How to get the summary if the model output consists of int and str?

Question

How to get the summary if the model output consists of int and str?

simon5u opened this issue a year ago · 1 comments

Describe the bug
torchinfo.py", line 448, in traverse_input_data
result = aggregate(
TypeError: unsupported operand type(s) for +: 'int' and 'str'

It seems like the torchinfo.py cannot mix the different model outputs.

    elif isinstance(data, Iterable) and not isinstance(data, str):
        aggregate = aggregate_fn(data)
        result = aggregate(
            [traverse_input_data(d, action_fn, aggregate_fn) for d in data]
        )

To Reproduce
Steps to reproduce the behavior:

Install the lavis model from https://github.com/salesforce/LAVIS
salesforce-lavis 1.0.0
transformers 4.25.0
Run the following code to get the summary:-

import torch
from PIL import Image

# load sample image
raw_image = Image.open("docs/_static/merlion.png").convert("RGB")

import torch
from lavis.models import load_model_and_preprocess
device = torch.device("cuda" if torch.cuda.is_available() else "cpu")

# loads BLIP caption base model, with finetuned checkpoints on MSCOCO captioning dataset.
# this also loads the associated image processors
model, vis_processors, _ = load_model_and_preprocess(name="blip_caption", model_type="base_coco", is_eval=True, device=device)

# preprocess the image
# vis_processors stores image transforms for "train" and "eval" (validation / testing / inference)
image = vis_processors["eval"](raw_image).unsqueeze(0).to(device)

# generate caption
output = model.generate({"image": image})
# ['a large fountain spewing water into the air']

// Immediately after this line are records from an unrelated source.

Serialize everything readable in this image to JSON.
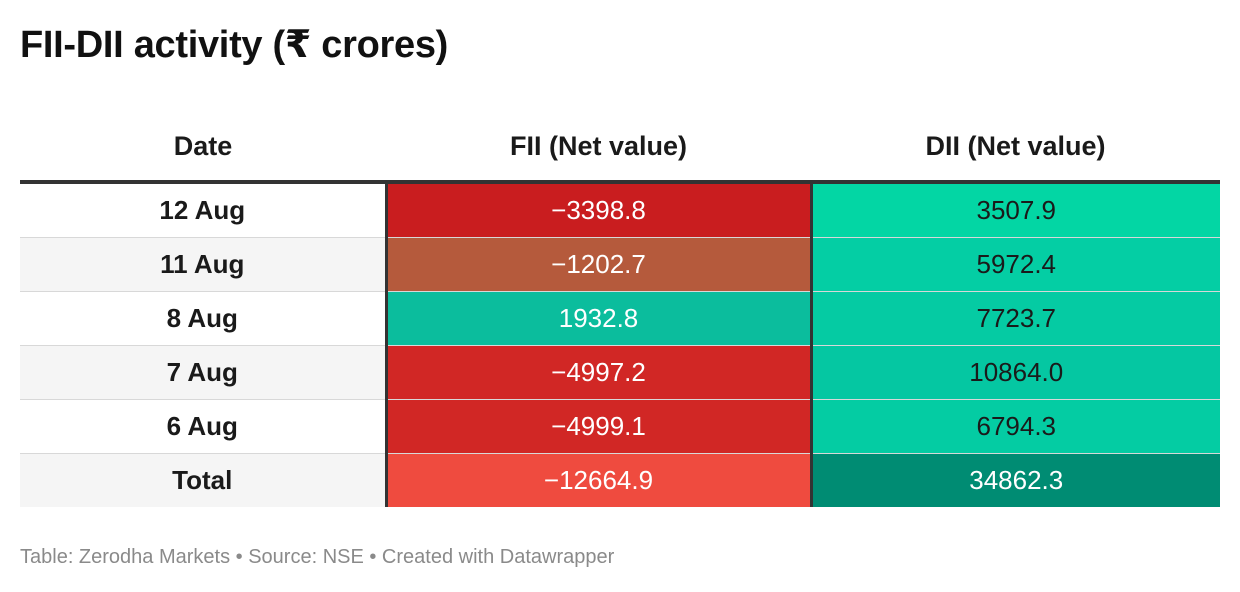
{
  "chart_data": {
    "type": "table",
    "title": "FII-DII activity (₹ crores)",
    "columns": [
      "Date",
      "FII (Net value)",
      "DII (Net value)"
    ],
    "rows": [
      {
        "date": "12 Aug",
        "fii": "−3398.8",
        "dii": "3507.9",
        "fii_value": -3398.8,
        "dii_value": 3507.9,
        "fii_color": "#c91d1f",
        "dii_color": "#03d6a4",
        "fii_text_color": "#ffffff",
        "dii_text_color": "#1a1a1a"
      },
      {
        "date": "11 Aug",
        "fii": "−1202.7",
        "dii": "5972.4",
        "fii_value": -1202.7,
        "dii_value": 5972.4,
        "fii_color": "#b55a3c",
        "dii_color": "#04cea4",
        "fii_text_color": "#ffffff",
        "dii_text_color": "#1a1a1a"
      },
      {
        "date": "8 Aug",
        "fii": "1932.8",
        "dii": "7723.7",
        "fii_value": 1932.8,
        "dii_value": 7723.7,
        "fii_color": "#0bbd9d",
        "dii_color": "#05cba3",
        "fii_text_color": "#ffffff",
        "dii_text_color": "#1a1a1a"
      },
      {
        "date": "7 Aug",
        "fii": "−4997.2",
        "dii": "10864.0",
        "fii_value": -4997.2,
        "dii_value": 10864.0,
        "fii_color": "#d12725",
        "dii_color": "#05c7a2",
        "fii_text_color": "#ffffff",
        "dii_text_color": "#1a1a1a"
      },
      {
        "date": "6 Aug",
        "fii": "−4999.1",
        "dii": "6794.3",
        "fii_value": -4999.1,
        "dii_value": 6794.3,
        "fii_color": "#d12725",
        "dii_color": "#04cca3",
        "fii_text_color": "#ffffff",
        "dii_text_color": "#1a1a1a"
      },
      {
        "date": "Total",
        "fii": "−12664.9",
        "dii": "34862.3",
        "fii_value": -12664.9,
        "dii_value": 34862.3,
        "fii_color": "#ef4b3f",
        "dii_color": "#008c73",
        "fii_text_color": "#ffffff",
        "dii_text_color": "#ffffff"
      }
    ]
  },
  "footer": "Table: Zerodha Markets • Source: NSE • Created with Datawrapper"
}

from torchinfo import summary
text_input = ["a large statue of a person spraying water from a fountain"]
samples = {"image": image, "text_input": text_input}
summary(model, input_data=[{"image": image, "text_input": text_input}])

Expected behavior
To produce the model summary

Answer 1 · 2023-12-27T09:21:39.000Z

I'm having the same issue, is there any update on this?